To get an accurate idea of how trustworthy you likely appear, ask yourself: Are your colleagues seeing you as you intend to show up? Are you thinking one thing and projecting another, even inadvertently? Answering with an honest “Yes” might sound like a natural matter of being, but getting there is easier said than done. We each have our blind spots, after all, rendering us our own worst enemy at times. Perhaps Charles H. Green of TrustedAdvisor.com expanded on this concept most appropriately when he wrote:
“True credibility comes from letting people see you as you are—not as you would wish they would see you. Transparency trumps expertise. The more you insist on how much you know, the less we believe you….No one expects an advisor or salesperson to be perfect—we just want to know where their biases or blind spots lie, whether they know their own biases – and whether they’re capable of admitting them.”
By scrutinizing yourself to these standards, you’ve seized the opportunity to make changes resulting in a more transparent YOU. The ironic truth is that I’ve met very few untrustworthy people during my years in business; but due to the uninformed manner in which some folks present themselves, I’m constantly hearing reports of how distrustful they are perceived to be. It’s not the person necessarily, but the circumstance, that informs our attitude.
A Personal Baseline
It is entirely possible to be brutally honest with yourself while still being self-compassionate. To run a little experiment assessing how you show up in the eyes of others without feeling like you’ve beaten yourself up, there are some specific questions that you should be asking yourself. Put yourself in the shoes of a particular colleague, and answer these questions about yourself as you would imagine the colleague would:
-When you speak, are you inclusive or exclusive?
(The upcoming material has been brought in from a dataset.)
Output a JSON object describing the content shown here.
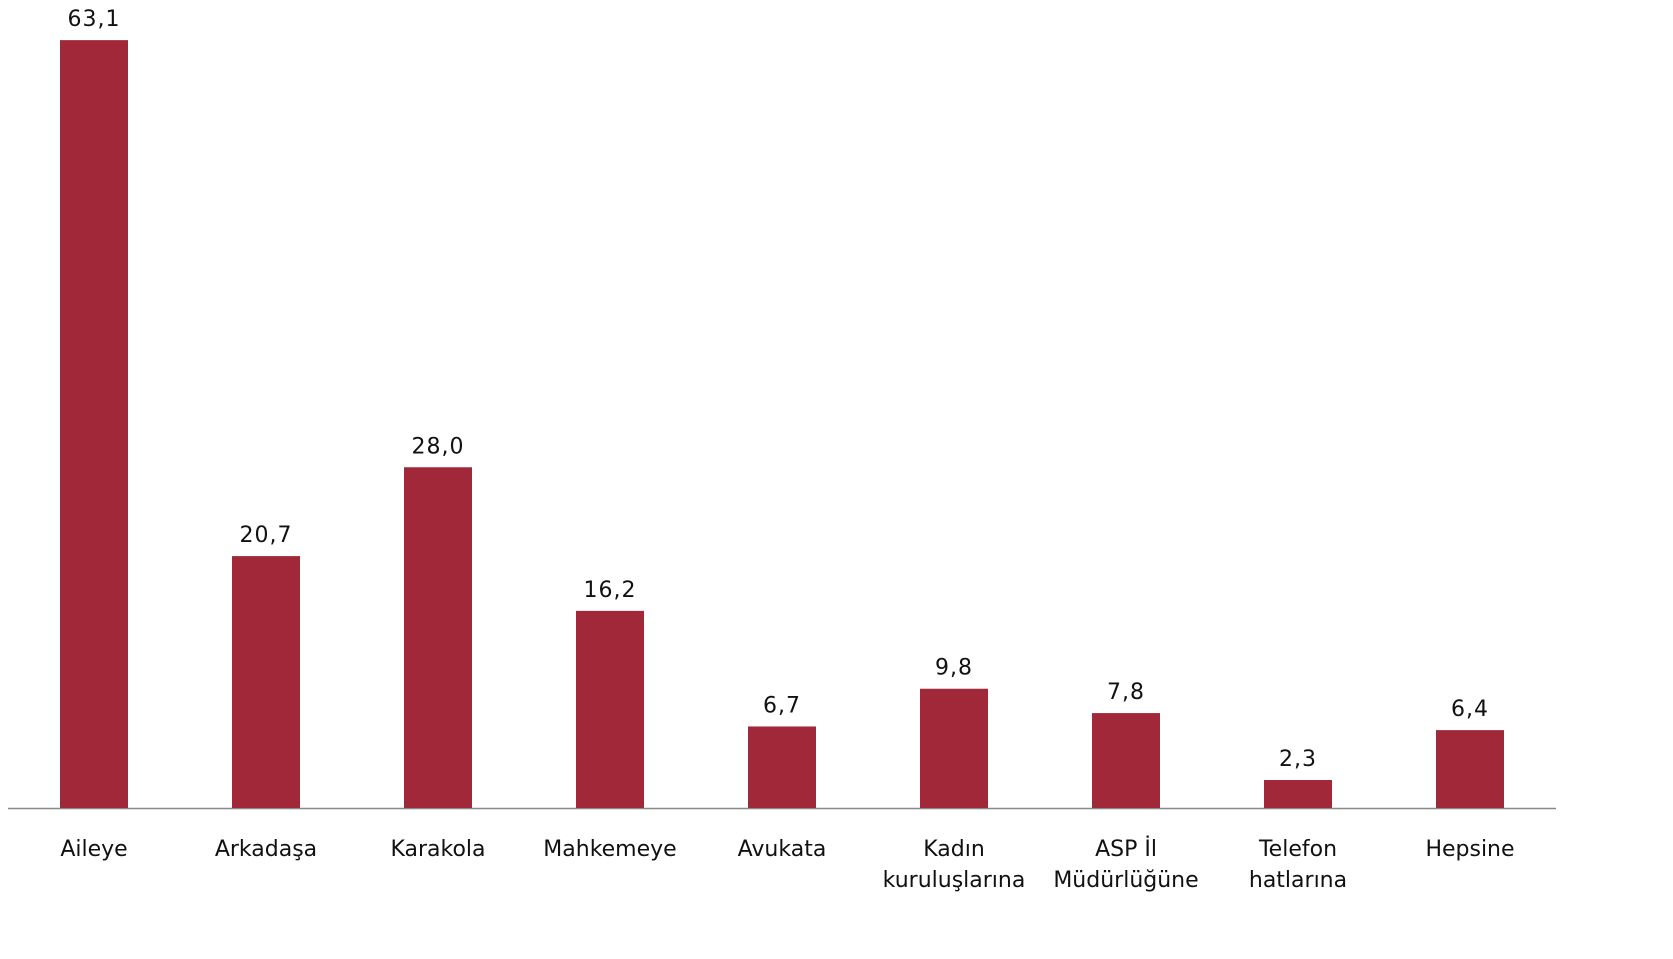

-Do you color your descriptions or shade the truth?
-Do your words represent what you think and feel, or are you just going through the motions?
-Do you follow through on the things you say?
-Are you respectful of others when you speak to them or about them?
-Can colleagues count on you to pull your weight?
-Can others count on you to be on time, or do they expect you to be late?
-Do you make people feel safe in conversation, knowing that what they say remains with you in confidence?
-Can folks trust you to be “hard on the problem, soft on the person”?
-Can people trust you not to expose or exploit their vulnerabilities?
-Are you a “What’s In It For Me” person, or do you think about the team and their collective goals?
-How do you act under pressure?
-Are you able to effectively communicate to others that you “need a moment” to yourself?
Moving Forward
Answering all the questions honestly should provide you with a baseline for yourself, preparing you to reach out and ask people how you come across. This move will not only let you compare “the results”, but it will allow you to express vulnerability, which is fundamental to being a powerful collaborative force.
This assessment of self and others is not a snapshot exercise, but a personal “scan” to be performed perpetually. As a detached, methodical, non-emotional check-in, it’s a good way for you to feel socially safe in your career and avoid the stress of paranoia. You’ll be better prepared to be mindful and remain in the present with your workplace contributions, not feeling preoccupied by thinking about what MAY happen in the future. Consider this challenge of trust to be the prerequisite to tackling the skills of focus and engagement, which will be the new goal going forward.